TIMESINDONESIA.MY.ID - Ketua Badan Anggaran (Banggar) DPR RI, Said Abdullah, telah menyampaikan proyeksi mengenai defisit Anggaran Pendapatan dan Belanja Negara (APBN) untuk tahun 2027. Proyeksi ini didasarkan pada Kerangka Ekonomi Makro dan Pokok-Pokok Kebijakan Fiskal (KEM-PPKF).

Said Abdullah memperkirakan bahwa defisit APBN pada tahun 2027 akan berada di kisaran 2,4 persen. Angka ini merupakan bagian dari rentang proyeksi yang telah ditetapkan.

Ia mengakui bahwa keinginan pemerintah untuk mencapai defisit nol persen merupakan cita-cita yang sangat positif. Namun, ia juga menekankan bahwa realisasi target tersebut sulit dicapai dalam waktu dekat.

Hal ini disebabkan oleh berbagai tantangan ekonomi yang dihadapi di dalam negeri. Selain itu, dinamika geopolitik global juga turut memengaruhi kemampuan pencapaian defisit nol persen.

"Keinginan defisit nol persen itu manusiawi karena setiap presiden ingin punya legacy," ujar Said Abdullah dalam sebuah tayangan video yang diterima Kompas.com pada Jumat, 14 Agustus 2026.

Lebih lanjut, ia menyoroti pengaruh kebijakan moneter internasional, khususnya sikap "hawkish" dari The Fed (Bank Sentral Amerika Serikat). Faktor-faktor eksternal ini turut membentuk perhitungan defisit.

"Namun, melihat faktor eksternal geopolitik hingga sikap hawkish The Fed (Bank Sentral AS), hitungan kami di Badan Anggaran defisit itu sekitar Rp 669 triliun," ungkap Said Abdullah.

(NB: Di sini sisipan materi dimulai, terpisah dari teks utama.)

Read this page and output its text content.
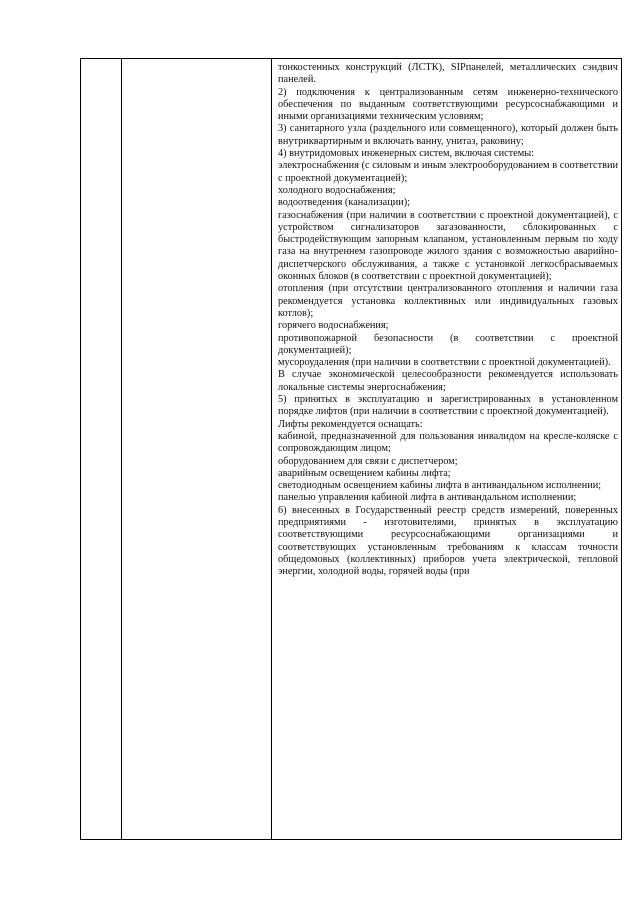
тонкостенных конструкций (ЛСТК), SIPпанелей, металлических сэндвич панелей.

2) подключения к централизованным сетям инженерно-технического обеспечения по выданным соответствующими ресурсоснабжающими и иными организациями техническим условиям;

3) санитарного узла (раздельного или совмещенного), который должен быть внутриквартирным и включать ванну, унитаз, раковину;

4) внутридомовых инженерных систем, включая системы:

электроснабжения (с силовым и иным электрооборудованием в соответствии с проектной документацией);

холодного водоснабжения;

водоотведения (канализации);

газоснабжения (при наличии в соответствии с проектной документацией), с устройством сигнализаторов загазованности, сблокированных с быстродействующим запорным клапаном, установленным первым по ходу газа на внутреннем газопроводе жилого здания с возможностью аварийно-диспетчерского обслуживания, а также с установкой легкосбрасываемых оконных блоков (в соответствии с проектной документацией);

отопления (при отсутствии централизованного отопления и наличии газа рекомендуется установка коллективных или индивидуальных газовых котлов);

горячего водоснабжения;

противопожарной безопасности (в соответствии с проектной документацией);

мусороудаления (при наличии в соответствии с проектной документацией).

В случае экономической целесообразности рекомендуется использовать локальные системы энергоснабжения;

5) принятых в эксплуатацию и зарегистрированных в установленном порядке лифтов (при наличии в соответствии с проектной документацией).

Лифты рекомендуется оснащать:

кабиной, предназначенной для пользования инвалидом на кресле-коляске с сопровождающим лицом;

оборудованием для связи с диспетчером;

аварийным освещением кабины лифта;

светодиодным освещением кабины лифта в антивандальном исполнении;

панелью управления кабиной лифта в антивандальном исполнении;

6) внесенных в Государственный реестр средств измерений, поверенных предприятиями - изготовителями, принятых в эксплуатацию соответствующими ресурсоснабжающими организациями и соответствующих установленным требованиям к классам точности общедомовых (коллективных) приборов учета электрической, тепловой энергии, холодной воды, горячей воды (при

Angka Rp 669 triliun tersebut, menurut Said Abdullah, mengindikasikan batas atas defisit yang ditargetkan oleh pemerintah. Batas atas ini berada dalam rentang 1,8 hingga 2,4 persen dari Produk Domestik Bruto (PDB).

Said Abdullah menjelaskan bahwa jika pemerintah tidak mengambil batas atas tersebut, kemampuan untuk memfasilitasi penerimaan negara mungkin tidak akan mencukupi. Oleh karena itu, strategi penerimaan negara menjadi krusial.